We raken aan de praat over Messiaen en hij wordt er lyrisch van. Zijn muziek, die wortelt in het katholieke geloof, heeft het RO vaak met Reinbert uitgevoerd. "Messiaen is hors concours. Juist zijn onwankelbare geloof maakte zijn muziek mogelijk. Muziek die de eeuwigheid aanraakt. Met vreugde als essentie." Ik vraag Reinbert of hij gelovig is. "Ik ben opgegroeid in een protestants gezin, maar ben nooit gelovig geweest. Ik hoefde het dus ook niet vaarwel te zeggen, dat scheelt." 

 

Het is van Messiaen naar Bachs Matthaeus Passion muzikaal gesproken een flinke sprong. Tot mijn verrassing heeft reinbert die sprong gewaagd, en met vreugde; hij heeft het werk recent bij het Limburgs Symfonie Orkest gedirigeerd: "Ik heb me ter voorbereiding zes weken lang elke dag alleen maar bezig gehouden met die partituur.
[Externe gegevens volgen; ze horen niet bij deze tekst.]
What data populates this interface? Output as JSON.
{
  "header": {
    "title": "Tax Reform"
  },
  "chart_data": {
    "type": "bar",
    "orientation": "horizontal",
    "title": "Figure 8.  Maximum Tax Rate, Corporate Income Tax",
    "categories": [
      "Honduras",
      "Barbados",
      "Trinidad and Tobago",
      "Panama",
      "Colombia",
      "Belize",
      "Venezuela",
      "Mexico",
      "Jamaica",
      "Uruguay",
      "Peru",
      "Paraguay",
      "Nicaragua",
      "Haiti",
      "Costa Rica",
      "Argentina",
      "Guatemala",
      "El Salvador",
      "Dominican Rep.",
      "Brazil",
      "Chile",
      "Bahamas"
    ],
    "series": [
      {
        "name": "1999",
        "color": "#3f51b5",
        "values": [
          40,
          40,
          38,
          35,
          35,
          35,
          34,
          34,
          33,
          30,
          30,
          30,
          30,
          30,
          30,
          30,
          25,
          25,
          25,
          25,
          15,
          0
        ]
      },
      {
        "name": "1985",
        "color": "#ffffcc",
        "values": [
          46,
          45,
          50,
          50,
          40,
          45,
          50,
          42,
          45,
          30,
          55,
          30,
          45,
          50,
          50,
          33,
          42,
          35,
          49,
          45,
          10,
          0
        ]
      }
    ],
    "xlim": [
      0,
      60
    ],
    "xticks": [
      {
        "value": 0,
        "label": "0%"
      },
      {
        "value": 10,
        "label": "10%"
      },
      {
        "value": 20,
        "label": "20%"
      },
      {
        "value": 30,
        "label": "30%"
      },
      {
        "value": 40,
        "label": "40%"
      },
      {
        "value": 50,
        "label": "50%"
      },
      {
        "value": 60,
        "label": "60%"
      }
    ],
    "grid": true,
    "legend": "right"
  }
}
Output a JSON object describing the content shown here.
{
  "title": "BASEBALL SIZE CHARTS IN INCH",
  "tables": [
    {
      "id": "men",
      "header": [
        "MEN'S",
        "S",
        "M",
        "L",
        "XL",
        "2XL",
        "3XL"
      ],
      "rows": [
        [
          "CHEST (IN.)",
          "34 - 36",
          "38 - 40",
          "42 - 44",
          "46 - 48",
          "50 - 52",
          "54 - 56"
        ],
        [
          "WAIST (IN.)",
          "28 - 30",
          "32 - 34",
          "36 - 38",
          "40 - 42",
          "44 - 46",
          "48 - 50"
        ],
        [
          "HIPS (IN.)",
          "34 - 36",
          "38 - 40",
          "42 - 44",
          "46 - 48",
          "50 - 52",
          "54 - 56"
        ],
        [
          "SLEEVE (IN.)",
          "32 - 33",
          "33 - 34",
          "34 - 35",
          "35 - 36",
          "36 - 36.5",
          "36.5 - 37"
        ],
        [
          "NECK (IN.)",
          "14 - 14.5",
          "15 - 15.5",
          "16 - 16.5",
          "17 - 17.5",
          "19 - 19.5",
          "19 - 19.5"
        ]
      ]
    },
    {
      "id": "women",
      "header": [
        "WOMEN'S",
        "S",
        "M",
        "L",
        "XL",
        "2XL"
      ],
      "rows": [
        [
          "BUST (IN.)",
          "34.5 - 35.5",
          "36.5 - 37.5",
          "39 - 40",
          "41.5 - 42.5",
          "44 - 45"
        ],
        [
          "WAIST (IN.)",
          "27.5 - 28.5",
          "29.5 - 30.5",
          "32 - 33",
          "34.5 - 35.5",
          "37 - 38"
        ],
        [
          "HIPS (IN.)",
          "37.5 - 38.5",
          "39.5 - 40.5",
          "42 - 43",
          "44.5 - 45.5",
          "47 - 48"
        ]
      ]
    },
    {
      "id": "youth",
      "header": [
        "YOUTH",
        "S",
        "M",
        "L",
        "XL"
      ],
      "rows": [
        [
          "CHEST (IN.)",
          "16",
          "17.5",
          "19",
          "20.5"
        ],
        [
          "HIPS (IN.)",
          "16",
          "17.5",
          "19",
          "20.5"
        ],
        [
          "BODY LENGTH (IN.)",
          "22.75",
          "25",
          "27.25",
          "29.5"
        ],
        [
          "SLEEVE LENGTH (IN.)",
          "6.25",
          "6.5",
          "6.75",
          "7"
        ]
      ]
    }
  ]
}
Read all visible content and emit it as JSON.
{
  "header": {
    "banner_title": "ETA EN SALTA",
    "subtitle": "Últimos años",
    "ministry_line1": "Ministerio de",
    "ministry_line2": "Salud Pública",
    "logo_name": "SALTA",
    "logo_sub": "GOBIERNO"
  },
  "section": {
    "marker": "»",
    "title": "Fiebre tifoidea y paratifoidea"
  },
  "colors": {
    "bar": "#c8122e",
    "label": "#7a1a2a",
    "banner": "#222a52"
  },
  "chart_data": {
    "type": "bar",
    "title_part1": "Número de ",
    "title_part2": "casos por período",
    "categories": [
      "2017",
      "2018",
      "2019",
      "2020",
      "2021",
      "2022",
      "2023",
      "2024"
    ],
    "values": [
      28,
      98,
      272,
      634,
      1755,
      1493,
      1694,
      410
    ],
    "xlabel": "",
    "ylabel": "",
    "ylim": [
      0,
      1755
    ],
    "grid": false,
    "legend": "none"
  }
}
Hoe die muziek uit de tekst voortspruit… prachtig!" 

 

Reinbert de Leeuw is pianist, componist en dirigent. Je zou hem een wandelend Gesamtkunstwerk kunnen noemen. Ons Residentie Orkest kent hem vooral als dirigent -al is hij ooit bij ons begonnen als jonge pianist, mid-zestiger jaren, in Les noces van Strawinsky, samen met Jan Wijn, Theo Bruyns en Daniël Wayenberg. Omdat het orkest een liaison is aangegaan met Asko/Schönberg, zou het mij niet verbazen als we Reinbert weer eens achter de vleugel zien zitten, de komende jaren. Dat we hem als dirigent weer geregeld mogen begroeten, staat vast. In september vieren we Reinberts 75ste verjaardag met grote werken van Messiaen, Vivier en Louis Andriessen. Daarna zal hij steeds weer bij ons terugkeren, en met plezier: "Er is geen orkest in Nederland dat zoveel voeling heeft voor de nieuwste muziek als het Residentie Orkest."